Fragment Merging – and Flipping – on the Leucine Zipper of MITF

Transcription factors with leucine‑zipper motifs have long been considered intractable because their coiled‑coil surfaces lack deep pockets for small‑molecule engagement. MITF, a master regulator of melanocyte development and melanoma progression, exemplifies this challenge. By focusing on the DNA‑binding domain’s kinked helix, the Novartis team leveraged 19F‑based fragment screening—a technique that excels at detecting weak binders in high‑throughput settings—despite the target’s predominantly disordered nature. The effort underscores how modern biophysical tools can illuminate even the most elusive protein interfaces.

The screen produced a modest nine‑hit set, yet two chemical series were advanced through iterative analog testing. Crystallography confirmed that fragments 3 and 4 occupied a previously uncharacterized kink pocket, enabling a rational merge that amplified binding affinity by two orders of magnitude. Subsequent optimization delivered compounds 7 and 8 with low‑nanomolar to sub‑micromolar dissociation constants measured by ITC. Notably, compound 8 adopts a 180° flipped orientation relative to 7, a phenomenon documented in other fragment‑based campaigns and indicative of the plasticity inherent in shallow protein pockets.

While the ligands do not yet perturb MITF’s DNA‑binding activity or demonstrate cellular efficacy, the study validates the concept that leucine‑zipper dimers can be drugged.

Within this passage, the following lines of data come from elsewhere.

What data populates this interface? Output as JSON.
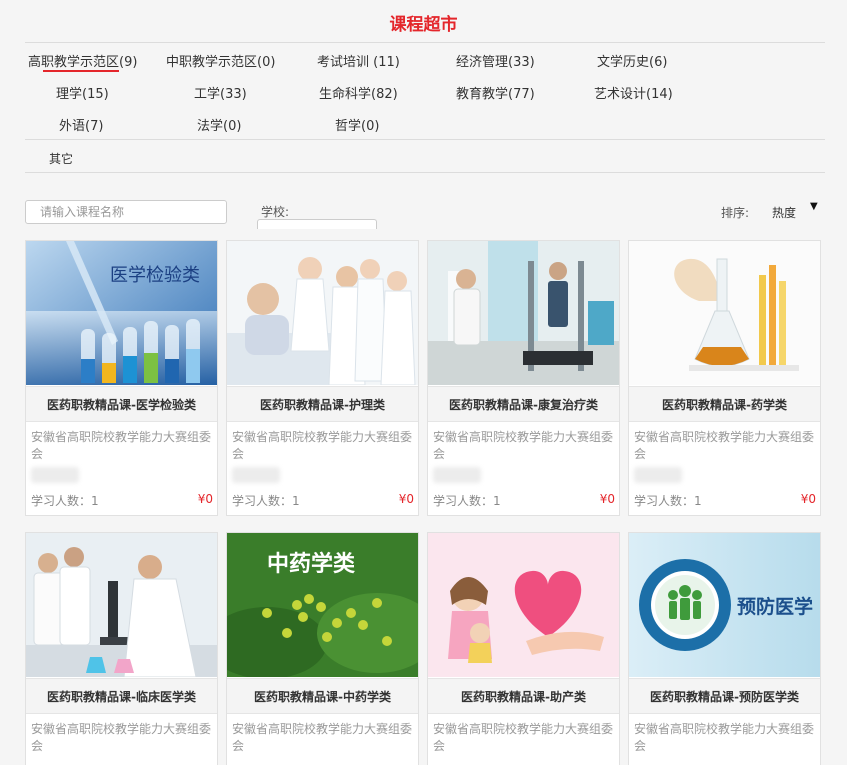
{
  "header": {
    "title": "课程超市"
  },
  "categories": [
    {
      "label": "高职教学示范区(9)",
      "active": true
    },
    {
      "label": "中职教学示范区(0)"
    },
    {
      "label": "考试培训 (11)"
    },
    {
      "label": "经济管理(33)"
    },
    {
      "label": "文学历史(6)"
    },
    {
      "label": "理学(15)"
    },
    {
      "label": "工学(33)"
    },
    {
      "label": "生命科学(82)"
    },
    {
      "label": "教育教学(77)"
    },
    {
      "label": "艺术设计(14)"
    },
    {
      "label": "外语(7)"
    },
    {
      "label": "法学(0)"
    },
    {
      "label": "哲学(0)"
    },
    {
      "label": "其它"
    }
  ],
  "filters": {
    "search_placeholder": "请输入课程名称",
    "school_label": "学校:",
    "sort_label": "排序:",
    "sort_value": "热度"
  },
  "accent_color": "#e4262b",
  "courses": [
    {
      "title": "医药职教精品课-医学检验类",
      "org": "安徽省高职院校教学能力大赛组委会",
      "learners": "学习人数：1",
      "price": "¥0",
      "image_text": "医学检验类",
      "image_icon": "test-tubes-image"
    },
    {
      "title": "医药职教精品课-护理类",
      "org": "安徽省高职院校教学能力大赛组委会",
      "learners": "学习人数：1",
      "price": "¥0",
      "image_text": "",
      "image_icon": "nurses-patient-image"
    },
    {
      "title": "医药职教精品课-康复治疗类",
      "org": "安徽省高职院校教学能力大赛组委会",
      "learners": "学习人数：1",
      "price": "¥0",
      "image_text": "",
      "image_icon": "rehab-room-image"
    },
    {
      "title": "医药职教精品课-药学类",
      "org": "安徽省高职院校教学能力大赛组委会",
      "learners": "学习人数：1",
      "price": "¥0",
      "image_text": "",
      "image_icon": "flask-image"
    },
    {
      "title": "医药职教精品课-临床医学类",
      "org": "安徽省高职院校教学能力大赛组委会",
      "learners": "",
      "price": "",
      "image_text": "",
      "image_icon": "microscope-lab-image"
    },
    {
      "title": "医药职教精品课-中药学类",
      "org": "安徽省高职院校教学能力大赛组委会",
      "learners": "",
      "price": "",
      "image_text": "中药学类",
      "image_icon": "herb-plant-image"
    },
    {
      "title": "医药职教精品课-助产类",
      "org": "安徽省高职院校教学能力大赛组委会",
      "learners": "",
      "price": "",
      "image_text": "",
      "image_icon": "mother-heart-image"
    },
    {
      "title": "医药职教精品课-预防医学类",
      "org": "安徽省高职院校教学能力大赛组委会",
      "learners": "",
      "price": "",
      "image_text": "预防医学",
      "image_icon": "prevention-seal-image"
    }
  ]
}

Future work may explore covalent warheads to boost potency or repurpose these fragments as recruitment elements in PROTACs and molecular glues. As the field seeks to expand the druggable proteome, the MITF case provides a template for tackling similarly feature‑poor transcription factors, suggesting that strategic fragment merging and structural insight can overcome longstanding barriers.